Wednesday, January 11, 2012

Warming Wednesdays: autos arrive

Apparently we don't crave fuel efficient cars, recession or no. From the big Detroit auto show:

Hybrid sales waned as gasoline prices ebbed in 2011, declining to 2.2 percent of the market from 2.4 percent a year earlier, according to the research firm LMC Automotive. Meanwhile, sales of the Nissan Leaf electric car and the Chevrolet Volt plug-in each fell short of expectations.

Analysts do not expect the segment to grow significantly this year: the combination of gas prices below $4 a gallon and higher upfront costs for the cars is not attracting consumers.

New York Times, January 9, 2012

I find this surprising -- I see scads of hybrids here in northern California. Many people I know drive various hybrid models and love them.

And, according to the Union of Concerned Scientists, new fuel economy standards that the Obama administration has negotiated with automakers will make a real dent in our climate changing carbon emissions.

Once fully implemented, the new standards will require automakers to produce vehicles that emit roughly half the global warming emissions produced by today’s new automobiles. In 2030 alone, that will keep 290 million metric tons of carbon dioxide from being released into our atmosphere annually—equivalent to taking more than 40 million of today's cars and trucks off the road for an entire year. In terms of fuel economy, the standards will cut U.S. oil consumption in 2030 by 1.5 million barrels of oil per day.

This is apparently significant. (The linked article also explains one of the life's minor mysteries: why the miles per gallon stickers on new cars bear so little relation to the kind of real life gas mileage a model gets.)

And my state of California has issued rules that go the federal rules one better. Of necessity, we've always led on trying to reduce smog. Every time I go to Los Angeles, I fantasize about how beautiful the setting would be if you could reliably see the adjacent mountains.

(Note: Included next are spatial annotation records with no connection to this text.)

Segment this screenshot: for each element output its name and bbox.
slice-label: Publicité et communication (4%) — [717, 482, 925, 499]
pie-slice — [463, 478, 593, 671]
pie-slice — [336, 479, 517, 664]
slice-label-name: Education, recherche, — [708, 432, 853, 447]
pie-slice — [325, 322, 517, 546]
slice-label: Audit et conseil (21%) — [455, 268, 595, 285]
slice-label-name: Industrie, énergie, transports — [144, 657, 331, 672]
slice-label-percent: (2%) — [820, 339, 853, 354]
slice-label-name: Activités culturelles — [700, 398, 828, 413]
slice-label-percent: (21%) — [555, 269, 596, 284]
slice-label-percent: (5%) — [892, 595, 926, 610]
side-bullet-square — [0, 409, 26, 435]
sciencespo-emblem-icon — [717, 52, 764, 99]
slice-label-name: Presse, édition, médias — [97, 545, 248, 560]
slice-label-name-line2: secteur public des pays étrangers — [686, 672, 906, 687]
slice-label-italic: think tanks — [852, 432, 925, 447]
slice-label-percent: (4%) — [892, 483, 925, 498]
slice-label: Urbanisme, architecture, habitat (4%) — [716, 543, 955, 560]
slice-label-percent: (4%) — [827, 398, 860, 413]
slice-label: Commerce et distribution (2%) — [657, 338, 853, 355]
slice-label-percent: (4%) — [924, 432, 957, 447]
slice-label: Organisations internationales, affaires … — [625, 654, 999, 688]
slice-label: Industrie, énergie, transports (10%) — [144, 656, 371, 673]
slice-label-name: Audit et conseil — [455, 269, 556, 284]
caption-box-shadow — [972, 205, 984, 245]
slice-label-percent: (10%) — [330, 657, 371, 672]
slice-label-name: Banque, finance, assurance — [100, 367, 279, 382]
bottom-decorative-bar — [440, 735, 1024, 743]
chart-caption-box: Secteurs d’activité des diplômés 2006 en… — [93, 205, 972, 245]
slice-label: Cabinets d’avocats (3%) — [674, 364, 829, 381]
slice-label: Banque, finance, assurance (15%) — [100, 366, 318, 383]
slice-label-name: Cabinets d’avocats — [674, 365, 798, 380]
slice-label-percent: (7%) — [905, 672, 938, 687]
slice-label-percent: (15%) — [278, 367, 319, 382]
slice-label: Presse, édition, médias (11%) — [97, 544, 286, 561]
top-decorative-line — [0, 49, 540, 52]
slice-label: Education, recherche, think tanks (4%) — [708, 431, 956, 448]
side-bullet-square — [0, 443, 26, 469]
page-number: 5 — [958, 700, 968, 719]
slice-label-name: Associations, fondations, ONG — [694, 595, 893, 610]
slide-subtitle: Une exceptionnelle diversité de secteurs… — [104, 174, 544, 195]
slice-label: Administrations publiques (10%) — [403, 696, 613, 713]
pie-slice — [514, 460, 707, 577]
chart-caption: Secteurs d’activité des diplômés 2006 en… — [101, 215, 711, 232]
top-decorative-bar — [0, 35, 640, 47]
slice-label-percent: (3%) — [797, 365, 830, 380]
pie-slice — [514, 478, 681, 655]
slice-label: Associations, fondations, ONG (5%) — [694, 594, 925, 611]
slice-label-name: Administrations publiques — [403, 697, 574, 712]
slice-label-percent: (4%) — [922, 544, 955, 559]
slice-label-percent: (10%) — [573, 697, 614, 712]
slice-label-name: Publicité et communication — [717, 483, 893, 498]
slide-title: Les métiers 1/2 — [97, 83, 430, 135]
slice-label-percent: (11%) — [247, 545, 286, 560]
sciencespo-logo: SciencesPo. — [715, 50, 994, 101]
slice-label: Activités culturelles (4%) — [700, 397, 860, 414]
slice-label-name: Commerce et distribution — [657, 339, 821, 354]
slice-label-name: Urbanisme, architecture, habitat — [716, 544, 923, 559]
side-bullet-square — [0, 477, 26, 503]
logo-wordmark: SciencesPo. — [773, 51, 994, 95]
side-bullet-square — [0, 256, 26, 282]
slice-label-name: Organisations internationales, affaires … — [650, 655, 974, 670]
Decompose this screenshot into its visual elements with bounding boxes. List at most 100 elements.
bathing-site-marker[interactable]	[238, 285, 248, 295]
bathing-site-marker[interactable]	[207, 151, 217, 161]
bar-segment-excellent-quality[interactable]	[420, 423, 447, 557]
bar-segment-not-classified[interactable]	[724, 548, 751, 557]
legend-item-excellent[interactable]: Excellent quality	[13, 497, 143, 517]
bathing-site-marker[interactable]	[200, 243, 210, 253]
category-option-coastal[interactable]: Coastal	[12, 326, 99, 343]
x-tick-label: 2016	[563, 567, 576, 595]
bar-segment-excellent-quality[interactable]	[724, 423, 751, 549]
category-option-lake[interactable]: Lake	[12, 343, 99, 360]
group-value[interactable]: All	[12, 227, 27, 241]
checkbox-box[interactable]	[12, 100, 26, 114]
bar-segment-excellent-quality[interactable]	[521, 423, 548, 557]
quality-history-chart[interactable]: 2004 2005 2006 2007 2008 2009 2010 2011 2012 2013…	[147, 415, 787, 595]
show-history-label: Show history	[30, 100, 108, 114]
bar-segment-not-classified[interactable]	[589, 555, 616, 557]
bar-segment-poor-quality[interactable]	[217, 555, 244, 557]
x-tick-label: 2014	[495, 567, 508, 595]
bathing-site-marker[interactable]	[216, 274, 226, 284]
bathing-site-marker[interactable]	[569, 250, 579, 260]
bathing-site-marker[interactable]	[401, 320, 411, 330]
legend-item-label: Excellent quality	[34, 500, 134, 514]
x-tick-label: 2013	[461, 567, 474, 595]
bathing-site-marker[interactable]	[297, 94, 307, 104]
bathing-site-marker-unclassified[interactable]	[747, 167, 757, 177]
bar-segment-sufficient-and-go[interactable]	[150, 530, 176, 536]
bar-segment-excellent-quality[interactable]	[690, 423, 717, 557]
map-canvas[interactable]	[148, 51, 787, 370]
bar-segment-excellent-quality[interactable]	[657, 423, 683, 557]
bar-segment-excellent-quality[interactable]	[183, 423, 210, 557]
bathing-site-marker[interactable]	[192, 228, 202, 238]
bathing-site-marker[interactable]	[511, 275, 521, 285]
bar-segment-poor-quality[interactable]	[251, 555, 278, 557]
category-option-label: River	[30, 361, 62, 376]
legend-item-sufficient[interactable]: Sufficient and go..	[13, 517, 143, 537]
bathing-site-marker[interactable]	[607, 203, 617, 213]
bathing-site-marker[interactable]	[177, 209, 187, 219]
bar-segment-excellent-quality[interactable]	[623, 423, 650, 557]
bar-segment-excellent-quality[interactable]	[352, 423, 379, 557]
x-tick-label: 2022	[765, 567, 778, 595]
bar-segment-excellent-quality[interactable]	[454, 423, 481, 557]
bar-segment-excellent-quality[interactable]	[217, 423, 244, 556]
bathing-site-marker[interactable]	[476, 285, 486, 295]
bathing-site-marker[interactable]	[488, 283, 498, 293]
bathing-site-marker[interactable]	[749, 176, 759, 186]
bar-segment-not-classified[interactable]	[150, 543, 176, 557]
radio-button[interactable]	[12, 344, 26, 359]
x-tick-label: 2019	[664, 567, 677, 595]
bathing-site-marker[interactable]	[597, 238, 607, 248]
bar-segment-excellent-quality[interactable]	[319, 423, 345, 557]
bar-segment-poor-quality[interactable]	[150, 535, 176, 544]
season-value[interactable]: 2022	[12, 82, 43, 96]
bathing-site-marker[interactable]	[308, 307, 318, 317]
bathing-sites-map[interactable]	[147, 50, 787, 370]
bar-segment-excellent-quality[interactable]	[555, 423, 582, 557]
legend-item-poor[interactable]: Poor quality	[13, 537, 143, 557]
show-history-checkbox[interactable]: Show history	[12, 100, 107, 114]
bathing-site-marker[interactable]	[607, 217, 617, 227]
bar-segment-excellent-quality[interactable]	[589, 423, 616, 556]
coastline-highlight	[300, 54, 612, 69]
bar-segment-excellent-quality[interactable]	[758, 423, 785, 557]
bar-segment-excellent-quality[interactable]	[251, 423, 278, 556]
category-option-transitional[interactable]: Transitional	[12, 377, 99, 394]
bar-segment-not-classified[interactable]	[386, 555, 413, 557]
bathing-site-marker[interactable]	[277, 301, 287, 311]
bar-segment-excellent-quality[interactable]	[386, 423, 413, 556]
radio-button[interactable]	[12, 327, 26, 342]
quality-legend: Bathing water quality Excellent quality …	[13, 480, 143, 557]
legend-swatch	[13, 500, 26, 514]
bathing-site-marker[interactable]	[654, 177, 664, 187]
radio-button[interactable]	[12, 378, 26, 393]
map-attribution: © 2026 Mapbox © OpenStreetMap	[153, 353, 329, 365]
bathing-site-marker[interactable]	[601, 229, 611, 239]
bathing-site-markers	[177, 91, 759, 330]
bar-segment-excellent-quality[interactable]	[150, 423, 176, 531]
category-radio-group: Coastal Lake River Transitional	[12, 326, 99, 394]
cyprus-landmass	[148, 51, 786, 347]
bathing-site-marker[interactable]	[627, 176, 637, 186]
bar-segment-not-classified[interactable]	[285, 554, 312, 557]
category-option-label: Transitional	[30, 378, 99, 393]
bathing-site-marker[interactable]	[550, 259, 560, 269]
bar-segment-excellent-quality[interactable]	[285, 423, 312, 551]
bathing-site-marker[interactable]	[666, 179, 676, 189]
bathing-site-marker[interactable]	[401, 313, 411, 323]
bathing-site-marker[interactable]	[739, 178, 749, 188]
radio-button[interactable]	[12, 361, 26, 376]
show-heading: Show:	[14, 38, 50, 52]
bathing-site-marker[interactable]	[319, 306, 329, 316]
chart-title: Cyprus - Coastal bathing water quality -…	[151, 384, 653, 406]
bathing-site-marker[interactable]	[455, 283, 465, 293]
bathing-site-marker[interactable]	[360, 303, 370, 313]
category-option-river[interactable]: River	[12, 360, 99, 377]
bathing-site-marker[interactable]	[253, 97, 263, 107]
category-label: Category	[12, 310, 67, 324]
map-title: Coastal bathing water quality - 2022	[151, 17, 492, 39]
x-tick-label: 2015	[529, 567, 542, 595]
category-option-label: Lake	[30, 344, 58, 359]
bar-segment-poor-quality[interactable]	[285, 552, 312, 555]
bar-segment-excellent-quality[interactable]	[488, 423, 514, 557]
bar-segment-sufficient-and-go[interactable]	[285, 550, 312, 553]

Amid all this auto news, a sad note: Ford is apparently discontinuing my much loved Escape Hybrid. Damn. I finally found a car that meets my main criteria: reasonably clean and efficient and something you step up into. I loathe trying to bend into a pretzel to crawl into a car. Oh well, I only bought Wowser last year and I usually drive cars for a decade or more, so who knows what they'll be offering by the time I have to replace her. All I feel sure of is that I'll still live in a society in which some kind of car is a necessity, sadly for the planet.